The Marine Light Armored Vehicle is equipped with the new A-Two armor upgrade. It has heavier armor inside and out, an improved suspension to carry the extra weight, and an automatic fire suppression system to better protect the troops.
Colonel Kevin McCutcheon said, "This will be a tremendous asset in theatre in terms of protection for the war fighter. A more capable asset to of course put that shield of protection that each war fighter so desperately needs."
The vehicle has new armor hung on special holders around the LAV, and then another layer inside. "You can't put armor in certain areas, so there is an inside liner that goes into the crew compartment," McCutcheon said.
So far, seven LAV's have been equipped with the armor upgrade. We went for a test ride, but to get a better feel for the real thing we put on the Marine's suit and flak vest, making it a real challenge to squeeze into the gunner's turret.
It's a tight fit inside this light armored vehicle, but you can tell once you get inside just how much protection it does offer. The LAV will run about 55 miles per hour, as the test ride goes around the Base's perimeter road.

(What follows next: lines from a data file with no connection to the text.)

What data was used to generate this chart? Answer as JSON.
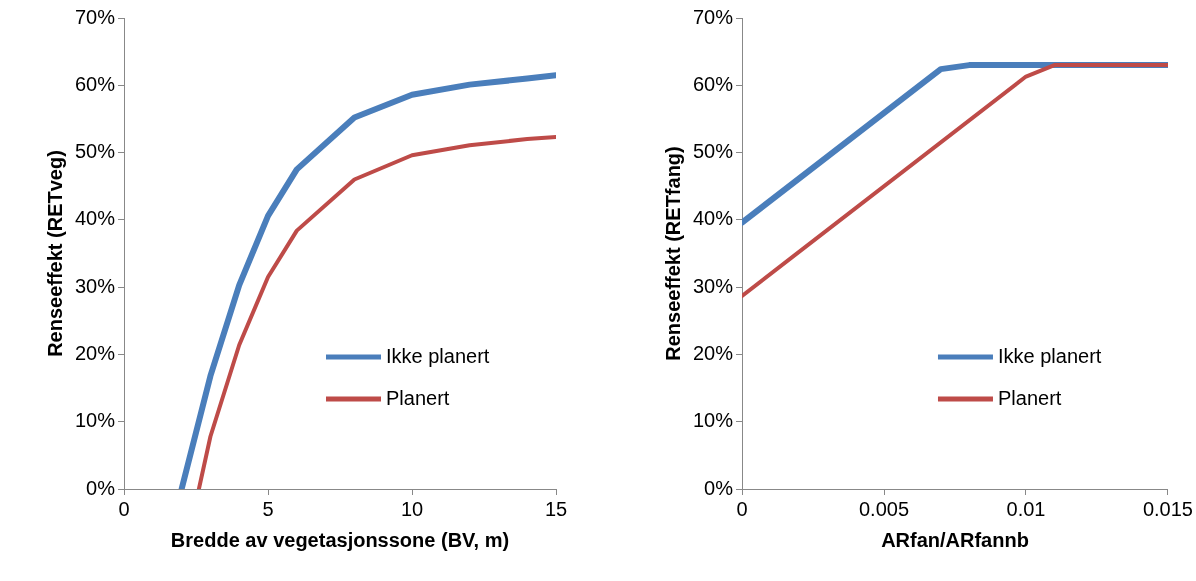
{
  "chart_data": [
    {
      "type": "line",
      "xlabel": "Bredde av vegetasjonssone (BV, m)",
      "ylabel": "Renseeffekt (RETveg)",
      "xlim": [
        0,
        15
      ],
      "xticks": [
        0,
        5,
        10,
        15
      ],
      "ylim": [
        0,
        70
      ],
      "yticks": [
        {
          "value": 0,
          "label": "0%"
        },
        {
          "value": 10,
          "label": "10%"
        },
        {
          "value": 20,
          "label": "20%"
        },
        {
          "value": 30,
          "label": "30%"
        },
        {
          "value": 40,
          "label": "40%"
        },
        {
          "value": 50,
          "label": "50%"
        },
        {
          "value": 60,
          "label": "60%"
        },
        {
          "value": 70,
          "label": "70%"
        }
      ],
      "grid": false,
      "legend": "bottom right",
      "marker": "none",
      "line_style": "solid",
      "series": [
        {
          "name": "Ikke planert",
          "color": "#4a7ebb",
          "x": [
            2,
            3,
            4,
            5,
            6,
            8,
            10,
            12,
            14,
            15
          ],
          "values": [
            0,
            16.8,
            30.3,
            40.6,
            47.5,
            55.2,
            58.6,
            60.1,
            61,
            61.5
          ]
        },
        {
          "name": "Planert",
          "color": "#be4b48",
          "x": [
            2.6,
            3,
            4,
            5,
            6,
            8,
            10,
            12,
            14,
            15
          ],
          "values": [
            0,
            7.8,
            21.4,
            31.5,
            38.4,
            46,
            49.6,
            51.1,
            52,
            52.3
          ]
        }
      ]
    },
    {
      "type": "line",
      "xlabel": "ARfan/ARfannb",
      "ylabel": "Renseeffekt (RETfang)",
      "xlim": [
        0,
        0.015
      ],
      "xticks": [
        0,
        0.005,
        0.01,
        0.015
      ],
      "ylim": [
        0,
        70
      ],
      "yticks": [
        {
          "value": 0,
          "label": "0%"
        },
        {
          "value": 10,
          "label": "10%"
        },
        {
          "value": 20,
          "label": "20%"
        },
        {
          "value": 30,
          "label": "30%"
        },
        {
          "value": 40,
          "label": "40%"
        },
        {
          "value": 50,
          "label": "50%"
        },
        {
          "value": 60,
          "label": "60%"
        },
        {
          "value": 70,
          "label": "70%"
        }
      ],
      "grid": false,
      "legend": "bottom right",
      "marker": "none",
      "line_style": "solid",
      "series": [
        {
          "name": "Ikke planert",
          "color": "#4a7ebb",
          "x": [
            0,
            0.007,
            0.008,
            0.011,
            0.015
          ],
          "values": [
            39.6,
            62.4,
            63,
            63,
            63
          ]
        },
        {
          "name": "Planert",
          "color": "#be4b48",
          "x": [
            0,
            0.01,
            0.011,
            0.015
          ],
          "values": [
            28.7,
            61.3,
            63,
            63
          ]
        }
      ]
    }
  ]
}
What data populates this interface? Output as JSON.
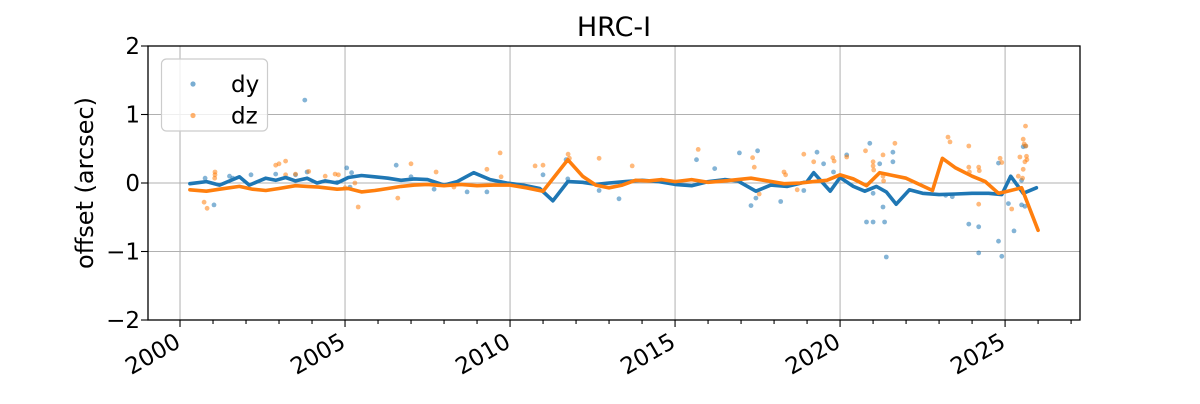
{
  "chart_data": {
    "type": "scatter",
    "title": "HRC-I",
    "xlabel": "",
    "ylabel": "offset (arcsec)",
    "xlim": [
      1999.03,
      2027.27
    ],
    "ylim": [
      -2,
      2
    ],
    "grid": true,
    "xticks": {
      "values": [
        2000,
        2005,
        2010,
        2015,
        2020,
        2025
      ],
      "labels": [
        "2000",
        "2005",
        "2010",
        "2015",
        "2020",
        "2025"
      ],
      "minor_step": 1,
      "label_rotation_deg": 30
    },
    "yticks": {
      "values": [
        -2,
        -1,
        0,
        1,
        2
      ],
      "labels": [
        "−2",
        "−1",
        "0",
        "1",
        "2"
      ]
    },
    "legend": {
      "location": "upper left",
      "entries": [
        "dy",
        "dz"
      ]
    },
    "colors": {
      "dy": "#1f77b4",
      "dz": "#ff7f0e",
      "grid": "#b0b0b0",
      "axis": "#000000",
      "scatter_opacity": 0.55
    },
    "series": [
      {
        "name": "dy",
        "kind": "scatter",
        "color": "#1f77b4",
        "points": [
          [
            2000.76,
            0.07
          ],
          [
            2001.03,
            -0.32
          ],
          [
            2001.5,
            0.1
          ],
          [
            2001.6,
            0.07
          ],
          [
            2002.15,
            0.12
          ],
          [
            2002.9,
            0.13
          ],
          [
            2003.5,
            0.12
          ],
          [
            2003.78,
            1.21
          ],
          [
            2003.85,
            0.16
          ],
          [
            2004.76,
            0.01
          ],
          [
            2005.05,
            0.22
          ],
          [
            2005.2,
            0.15
          ],
          [
            2005.15,
            -0.06
          ],
          [
            2006.55,
            0.26
          ],
          [
            2007.0,
            0.09
          ],
          [
            2007.7,
            -0.09
          ],
          [
            2008.7,
            -0.13
          ],
          [
            2009.3,
            -0.13
          ],
          [
            2010.8,
            -0.09
          ],
          [
            2011.0,
            0.12
          ],
          [
            2011.7,
            0.34
          ],
          [
            2011.75,
            0.06
          ],
          [
            2012.7,
            -0.11
          ],
          [
            2013.3,
            -0.23
          ],
          [
            2015.65,
            0.34
          ],
          [
            2016.2,
            0.21
          ],
          [
            2016.95,
            0.44
          ],
          [
            2017.5,
            0.47
          ],
          [
            2017.45,
            -0.22
          ],
          [
            2017.3,
            -0.33
          ],
          [
            2018.2,
            -0.27
          ],
          [
            2018.9,
            -0.11
          ],
          [
            2019.3,
            0.45
          ],
          [
            2019.5,
            0.28
          ],
          [
            2019.8,
            0.16
          ],
          [
            2020.2,
            0.41
          ],
          [
            2020.9,
            0.58
          ],
          [
            2020.8,
            -0.57
          ],
          [
            2021.0,
            -0.57
          ],
          [
            2021.0,
            -0.15
          ],
          [
            2021.2,
            0.28
          ],
          [
            2021.3,
            -0.35
          ],
          [
            2021.35,
            -0.57
          ],
          [
            2021.4,
            -1.08
          ],
          [
            2021.6,
            0.45
          ],
          [
            2021.6,
            0.31
          ],
          [
            2023.2,
            -0.18
          ],
          [
            2023.4,
            -0.2
          ],
          [
            2023.9,
            -0.6
          ],
          [
            2024.2,
            -0.64
          ],
          [
            2024.2,
            -1.02
          ],
          [
            2024.8,
            0.29
          ],
          [
            2024.8,
            -0.85
          ],
          [
            2024.9,
            -1.07
          ],
          [
            2025.1,
            -0.3
          ],
          [
            2025.27,
            -0.7
          ],
          [
            2025.5,
            -0.32
          ],
          [
            2025.6,
            -0.34
          ],
          [
            2025.55,
            0.53
          ],
          [
            2025.62,
            0.54
          ],
          [
            2025.5,
            0.04
          ]
        ]
      },
      {
        "name": "dz",
        "kind": "scatter",
        "color": "#ff7f0e",
        "points": [
          [
            2000.73,
            -0.28
          ],
          [
            2000.82,
            -0.37
          ],
          [
            2001.06,
            0.16
          ],
          [
            2001.06,
            0.12
          ],
          [
            2001.05,
            0.07
          ],
          [
            2002.9,
            0.26
          ],
          [
            2003.0,
            0.28
          ],
          [
            2003.2,
            0.32
          ],
          [
            2003.2,
            0.12
          ],
          [
            2003.5,
            0.13
          ],
          [
            2003.9,
            0.17
          ],
          [
            2004.4,
            0.1
          ],
          [
            2004.7,
            0.13
          ],
          [
            2004.8,
            0.12
          ],
          [
            2005.0,
            -0.07
          ],
          [
            2005.3,
            0.0
          ],
          [
            2005.4,
            -0.35
          ],
          [
            2006.6,
            -0.22
          ],
          [
            2007.0,
            0.28
          ],
          [
            2007.76,
            0.16
          ],
          [
            2008.3,
            -0.06
          ],
          [
            2009.3,
            0.2
          ],
          [
            2009.7,
            0.44
          ],
          [
            2009.73,
            0.09
          ],
          [
            2010.76,
            0.25
          ],
          [
            2011.0,
            0.26
          ],
          [
            2011.76,
            0.42
          ],
          [
            2011.8,
            0.36
          ],
          [
            2012.7,
            0.36
          ],
          [
            2013.7,
            0.25
          ],
          [
            2015.7,
            0.49
          ],
          [
            2017.35,
            0.37
          ],
          [
            2017.4,
            0.23
          ],
          [
            2017.55,
            -0.16
          ],
          [
            2018.3,
            0.16
          ],
          [
            2018.35,
            0.12
          ],
          [
            2018.7,
            -0.1
          ],
          [
            2018.9,
            0.42
          ],
          [
            2019.2,
            0.31
          ],
          [
            2019.78,
            0.37
          ],
          [
            2019.82,
            0.32
          ],
          [
            2020.2,
            0.38
          ],
          [
            2020.77,
            0.47
          ],
          [
            2021.0,
            0.31
          ],
          [
            2021.0,
            0.25
          ],
          [
            2021.02,
            0.19
          ],
          [
            2021.3,
            0.41
          ],
          [
            2021.3,
            0.1
          ],
          [
            2021.32,
            0.03
          ],
          [
            2021.66,
            0.58
          ],
          [
            2023.27,
            0.67
          ],
          [
            2023.33,
            0.6
          ],
          [
            2023.9,
            0.54
          ],
          [
            2023.9,
            0.23
          ],
          [
            2023.92,
            0.16
          ],
          [
            2024.2,
            0.23
          ],
          [
            2024.22,
            0.18
          ],
          [
            2024.2,
            -0.31
          ],
          [
            2024.85,
            0.36
          ],
          [
            2024.9,
            0.3
          ],
          [
            2025.2,
            -0.38
          ],
          [
            2025.4,
            0.1
          ],
          [
            2025.45,
            0.38
          ],
          [
            2025.55,
            0.64
          ],
          [
            2025.58,
            0.57
          ],
          [
            2025.62,
            0.83
          ],
          [
            2025.63,
            0.54
          ],
          [
            2025.65,
            0.39
          ],
          [
            2025.66,
            0.34
          ],
          [
            2025.6,
            0.31
          ],
          [
            2025.55,
            0.2
          ],
          [
            2025.53,
            0.07
          ]
        ]
      },
      {
        "name": "dy_mean",
        "kind": "line",
        "color": "#1f77b4",
        "points": [
          [
            2000.3,
            -0.01
          ],
          [
            2000.8,
            0.02
          ],
          [
            2001.2,
            -0.03
          ],
          [
            2001.8,
            0.09
          ],
          [
            2002.1,
            -0.03
          ],
          [
            2002.6,
            0.07
          ],
          [
            2002.9,
            0.04
          ],
          [
            2003.2,
            0.08
          ],
          [
            2003.5,
            0.03
          ],
          [
            2003.85,
            0.07
          ],
          [
            2004.15,
            0.0
          ],
          [
            2004.4,
            0.03
          ],
          [
            2004.76,
            0.0
          ],
          [
            2005.1,
            0.08
          ],
          [
            2005.5,
            0.11
          ],
          [
            2005.9,
            0.09
          ],
          [
            2006.3,
            0.07
          ],
          [
            2006.7,
            0.04
          ],
          [
            2007.1,
            0.06
          ],
          [
            2007.5,
            0.05
          ],
          [
            2008.0,
            -0.03
          ],
          [
            2008.4,
            0.02
          ],
          [
            2008.9,
            0.15
          ],
          [
            2009.4,
            0.05
          ],
          [
            2009.9,
            0.0
          ],
          [
            2010.4,
            -0.03
          ],
          [
            2010.9,
            -0.08
          ],
          [
            2011.3,
            -0.26
          ],
          [
            2011.75,
            0.02
          ],
          [
            2012.2,
            0.01
          ],
          [
            2012.6,
            -0.02
          ],
          [
            2013.0,
            0.0
          ],
          [
            2013.5,
            0.02
          ],
          [
            2014.0,
            0.04
          ],
          [
            2014.5,
            0.02
          ],
          [
            2015.0,
            -0.02
          ],
          [
            2015.5,
            -0.04
          ],
          [
            2016.0,
            0.02
          ],
          [
            2016.5,
            0.05
          ],
          [
            2016.9,
            0.03
          ],
          [
            2017.45,
            -0.12
          ],
          [
            2017.9,
            -0.03
          ],
          [
            2018.4,
            -0.05
          ],
          [
            2019.0,
            0.02
          ],
          [
            2019.2,
            0.15
          ],
          [
            2019.7,
            -0.12
          ],
          [
            2020.0,
            0.08
          ],
          [
            2020.4,
            -0.05
          ],
          [
            2020.75,
            -0.12
          ],
          [
            2021.1,
            -0.05
          ],
          [
            2021.4,
            -0.13
          ],
          [
            2021.7,
            -0.31
          ],
          [
            2022.1,
            -0.1
          ],
          [
            2022.5,
            -0.15
          ],
          [
            2023.0,
            -0.17
          ],
          [
            2023.5,
            -0.16
          ],
          [
            2024.0,
            -0.15
          ],
          [
            2024.5,
            -0.15
          ],
          [
            2024.9,
            -0.17
          ],
          [
            2025.17,
            0.1
          ],
          [
            2025.55,
            -0.15
          ],
          [
            2025.95,
            -0.07
          ]
        ]
      },
      {
        "name": "dz_mean",
        "kind": "line",
        "color": "#ff7f0e",
        "points": [
          [
            2000.3,
            -0.1
          ],
          [
            2000.8,
            -0.12
          ],
          [
            2001.2,
            -0.09
          ],
          [
            2001.8,
            -0.05
          ],
          [
            2002.2,
            -0.09
          ],
          [
            2002.6,
            -0.11
          ],
          [
            2003.0,
            -0.08
          ],
          [
            2003.5,
            -0.04
          ],
          [
            2003.85,
            -0.05
          ],
          [
            2004.2,
            -0.06
          ],
          [
            2004.76,
            -0.09
          ],
          [
            2005.1,
            -0.08
          ],
          [
            2005.5,
            -0.13
          ],
          [
            2005.9,
            -0.11
          ],
          [
            2006.3,
            -0.08
          ],
          [
            2006.7,
            -0.05
          ],
          [
            2007.1,
            -0.03
          ],
          [
            2007.5,
            -0.02
          ],
          [
            2008.0,
            -0.04
          ],
          [
            2008.5,
            -0.02
          ],
          [
            2009.0,
            -0.04
          ],
          [
            2009.5,
            -0.03
          ],
          [
            2010.0,
            -0.03
          ],
          [
            2010.5,
            -0.07
          ],
          [
            2011.0,
            -0.12
          ],
          [
            2011.75,
            0.34
          ],
          [
            2012.2,
            0.1
          ],
          [
            2012.6,
            -0.03
          ],
          [
            2013.0,
            -0.07
          ],
          [
            2013.4,
            -0.03
          ],
          [
            2013.8,
            0.04
          ],
          [
            2014.2,
            0.03
          ],
          [
            2014.6,
            0.05
          ],
          [
            2015.0,
            0.02
          ],
          [
            2015.5,
            0.05
          ],
          [
            2016.0,
            0.01
          ],
          [
            2016.5,
            0.03
          ],
          [
            2017.3,
            0.07
          ],
          [
            2017.8,
            0.03
          ],
          [
            2018.3,
            -0.01
          ],
          [
            2018.8,
            0.0
          ],
          [
            2019.2,
            0.02
          ],
          [
            2019.6,
            0.04
          ],
          [
            2020.0,
            0.12
          ],
          [
            2020.4,
            0.06
          ],
          [
            2020.8,
            -0.04
          ],
          [
            2021.2,
            0.15
          ],
          [
            2021.6,
            0.11
          ],
          [
            2022.0,
            0.07
          ],
          [
            2022.4,
            -0.02
          ],
          [
            2022.8,
            -0.11
          ],
          [
            2023.1,
            0.36
          ],
          [
            2023.5,
            0.22
          ],
          [
            2024.0,
            0.1
          ],
          [
            2024.4,
            0.02
          ],
          [
            2024.8,
            -0.15
          ],
          [
            2025.0,
            -0.13
          ],
          [
            2025.5,
            -0.07
          ],
          [
            2026.0,
            -0.69
          ]
        ]
      }
    ]
  }
}
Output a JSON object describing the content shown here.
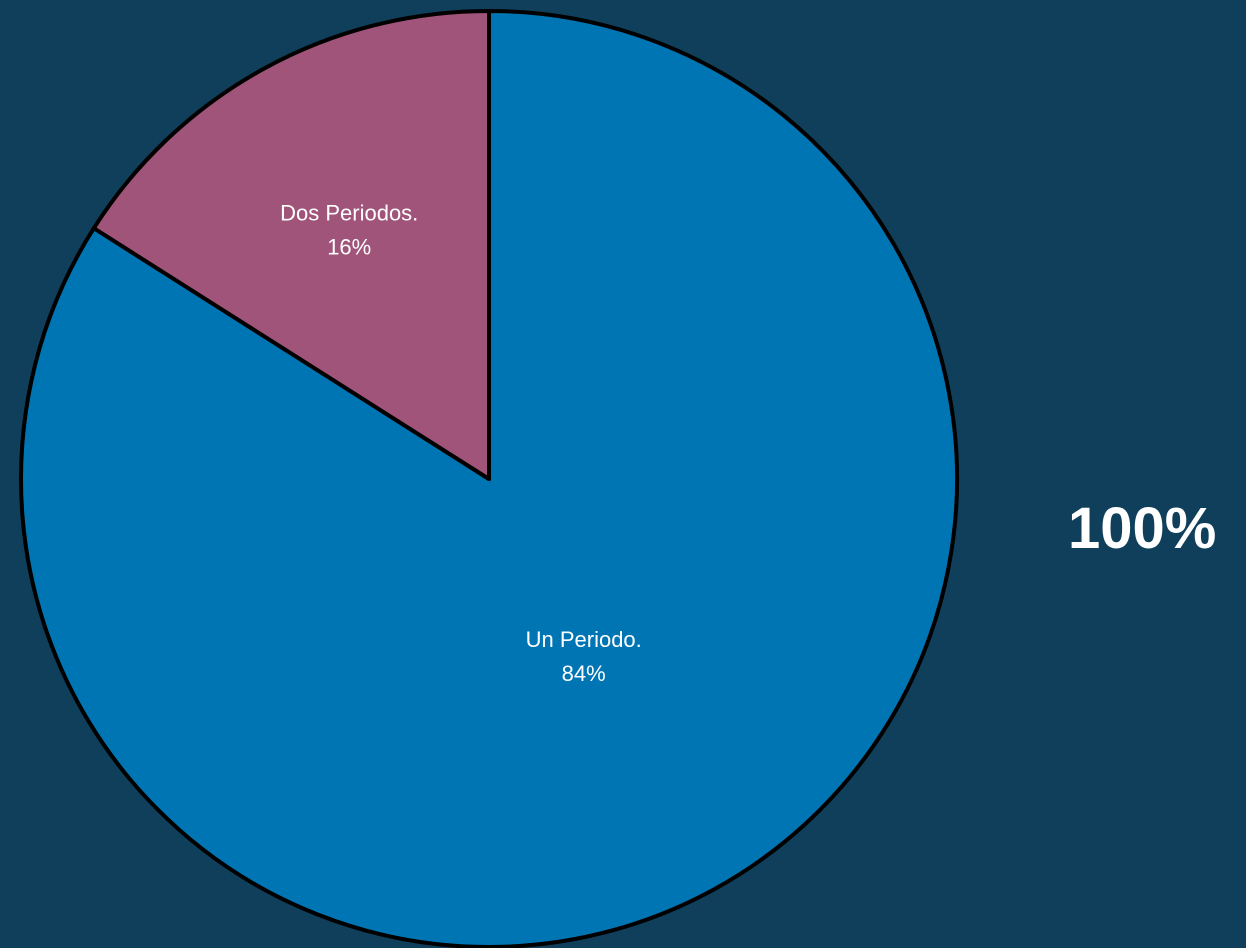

This vehicle will hold nine Marines, and with the new armor it will keep them safer. Project lead Heidi Roe said, "We pretty much put all around the vehicle, especially near the suspension system where it poses a threat from IED's."
Base workers on this project are working six days a week, twelve hours a day, to rush these vehicles to the war zone. "We are doing a lot of hours like you said, but it's well worth it, because we support our troops out in the field," Heavy equipment mechanic Scott Fowler said.
"A lot of them have sons, relatives, and grandchildren over there, and that just makes them put that extra effort into it, knowing that their relatives are going to be safe, and doing all that they can do," Roe said.
"The main focus for us is the troops. We want to make sure they have what they need when they need it," Welder Larry Benson said.
A dozen expert welders have been brought to Albany from other bases to speed up work on this project, and close to 100 new workers will be hired. Turning out high tech armor kits which Marines say will save lives.
Albany's Marine Base is the only facility building these upgraded armored vehicles now.